Last year during Jim Neff’s excellent Sunday morning class, a word popped into my mind during our study of I Peter 2:13 – 17 concerning our attitude towards civil authorities. That word was governor.
How many of you remember that word as it applied to automobiles? In high school I heard boys derisively allude to other classmates having governors on their cars. These devices were either installed by their parents or used as a threat. Once attached, no car could exceed the predetermined speed set on the governor by the parent. I’m sure our teenagers can see the potential for social embarrassment. For a while in the 50s insurance companies would give policy discounts for governors, but it wasn’t long before the “hot-rodders” connived a method to bypass it.

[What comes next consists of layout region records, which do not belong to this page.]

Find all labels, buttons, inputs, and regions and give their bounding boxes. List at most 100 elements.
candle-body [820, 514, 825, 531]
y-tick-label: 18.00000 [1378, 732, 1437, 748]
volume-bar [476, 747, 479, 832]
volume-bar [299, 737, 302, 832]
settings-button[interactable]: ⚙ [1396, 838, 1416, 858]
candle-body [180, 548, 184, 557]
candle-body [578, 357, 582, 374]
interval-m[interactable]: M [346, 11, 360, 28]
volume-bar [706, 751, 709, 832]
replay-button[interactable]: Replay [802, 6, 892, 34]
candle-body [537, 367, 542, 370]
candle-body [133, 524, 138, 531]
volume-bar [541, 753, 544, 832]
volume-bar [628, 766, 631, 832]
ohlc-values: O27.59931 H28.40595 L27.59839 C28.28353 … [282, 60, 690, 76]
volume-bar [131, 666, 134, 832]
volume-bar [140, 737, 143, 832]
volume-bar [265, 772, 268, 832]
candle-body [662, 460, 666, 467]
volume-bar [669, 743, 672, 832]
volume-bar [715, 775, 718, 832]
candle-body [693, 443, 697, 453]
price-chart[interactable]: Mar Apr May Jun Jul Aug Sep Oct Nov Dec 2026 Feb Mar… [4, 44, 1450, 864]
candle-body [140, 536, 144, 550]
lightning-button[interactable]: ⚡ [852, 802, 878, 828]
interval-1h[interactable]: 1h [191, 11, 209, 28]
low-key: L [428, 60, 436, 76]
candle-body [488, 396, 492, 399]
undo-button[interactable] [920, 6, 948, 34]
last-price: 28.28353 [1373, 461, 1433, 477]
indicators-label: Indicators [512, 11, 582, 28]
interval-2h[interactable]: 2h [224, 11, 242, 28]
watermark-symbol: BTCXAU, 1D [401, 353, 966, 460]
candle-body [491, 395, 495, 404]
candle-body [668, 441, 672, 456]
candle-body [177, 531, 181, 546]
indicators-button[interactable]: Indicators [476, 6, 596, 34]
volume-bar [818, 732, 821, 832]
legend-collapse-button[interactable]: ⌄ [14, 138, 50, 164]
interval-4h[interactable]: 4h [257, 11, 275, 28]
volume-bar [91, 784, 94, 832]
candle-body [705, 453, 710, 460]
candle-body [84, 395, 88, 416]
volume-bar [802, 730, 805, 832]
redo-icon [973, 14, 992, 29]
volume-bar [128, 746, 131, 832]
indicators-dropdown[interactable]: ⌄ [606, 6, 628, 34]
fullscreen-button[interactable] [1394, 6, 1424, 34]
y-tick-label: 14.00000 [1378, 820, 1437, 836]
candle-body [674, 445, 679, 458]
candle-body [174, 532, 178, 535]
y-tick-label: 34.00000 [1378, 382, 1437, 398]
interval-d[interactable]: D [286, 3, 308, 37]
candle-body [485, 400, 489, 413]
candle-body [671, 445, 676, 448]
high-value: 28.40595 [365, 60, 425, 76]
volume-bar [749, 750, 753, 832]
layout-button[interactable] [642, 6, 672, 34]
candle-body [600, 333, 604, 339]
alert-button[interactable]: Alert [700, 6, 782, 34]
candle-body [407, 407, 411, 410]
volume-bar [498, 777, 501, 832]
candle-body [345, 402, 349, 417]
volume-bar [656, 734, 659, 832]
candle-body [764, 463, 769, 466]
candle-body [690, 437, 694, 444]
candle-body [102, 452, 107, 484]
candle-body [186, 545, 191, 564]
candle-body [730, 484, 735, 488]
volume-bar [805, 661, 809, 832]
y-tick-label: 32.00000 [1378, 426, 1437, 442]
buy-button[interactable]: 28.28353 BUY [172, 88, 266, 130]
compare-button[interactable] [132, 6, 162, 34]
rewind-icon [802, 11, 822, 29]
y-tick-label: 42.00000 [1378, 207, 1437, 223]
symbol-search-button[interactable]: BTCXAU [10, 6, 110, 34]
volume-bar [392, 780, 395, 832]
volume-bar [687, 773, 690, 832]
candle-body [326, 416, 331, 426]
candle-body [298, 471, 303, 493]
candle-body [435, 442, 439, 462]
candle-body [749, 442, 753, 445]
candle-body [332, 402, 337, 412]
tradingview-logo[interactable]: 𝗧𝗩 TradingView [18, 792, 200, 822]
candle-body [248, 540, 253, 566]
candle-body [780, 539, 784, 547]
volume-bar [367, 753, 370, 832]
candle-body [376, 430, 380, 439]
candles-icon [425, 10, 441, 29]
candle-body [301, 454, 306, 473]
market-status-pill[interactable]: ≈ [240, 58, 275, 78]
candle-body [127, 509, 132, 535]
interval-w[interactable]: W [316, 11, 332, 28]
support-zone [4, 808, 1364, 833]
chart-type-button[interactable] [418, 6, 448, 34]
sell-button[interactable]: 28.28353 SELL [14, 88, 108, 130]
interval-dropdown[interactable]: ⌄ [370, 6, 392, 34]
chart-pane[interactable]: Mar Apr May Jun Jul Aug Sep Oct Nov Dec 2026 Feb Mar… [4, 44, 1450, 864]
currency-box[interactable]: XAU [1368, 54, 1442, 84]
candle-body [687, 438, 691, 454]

An obvious Biblical parallel usage is James 3:1-12. Wouldn’t it be a blessing to have a governor on our tongues? But we already possess such a governor in the form of our will which God has provided to us with instructions how to best use it. What I would like to do is present a proposition to use that will toward our prayer life.
The Lord gave us a model prayer as a pattern for our prayer lives (Matt. 6:9-13). Let us use this to investigate our
own prayer lives; you will have to answer these questions yourself because only you know the answers. What percentage of your prayers consists of praising God for who He is? Now, calculate what percentage goes for thanksgiving. Next, how much of your prayer life seeks providential blessings for our brothers and sisters in Christ, our family members, our friends and neighbors? What percentage requests help for spiritual, mental, and physical health?
After adding these areas according to time, it is your turn–literally. Calculate your requests for material blessings, personal desires, and providential outcomes. Here is where I suggest we use our personal “governors”. We need to think as we pray. Mindless repetition and phrases are perhaps all right for children. As we enter the age of accountability, that will not do. One would be better served not praying at all than not to realize what it is you are praying for and Whom you are addressing. As King Claudius states in Hamlet, act III, scene iii: “My words fly up, my thoughts remain below; words without thoughts never to heaven go.”
If we find our prayers derailing into our personal wants, it is time to stop and get back on track. For example, I am sure it is fine to pray that the Lord vouchsafe safety to all players in the big game, but if you implore the Almighty that the “Boys not only win but beat the point spread”, you are out of line. You can supply your own silly example, but I am sure you understand–you are addressing the Maker and Creator of the universe, not Dear Abby.
Think before you pray and as you pray. You need not neglect your concerns; however, remember your reverence and thanks. Ecclesiastes contains the word vanity and its plural 36 times. Solomon long ago understood how humans project selfishness into their lives to the extent that ego excludes all else. Such projection could and does often exclude even our Maker, our Savior, and our study of God’s word through the inspiration of the Holy Spirit.
Beware. Let’s not permit our “I-wannas” to crowd out other people’s needs and our thanks for all we are blessed with through God the patient and compassionate.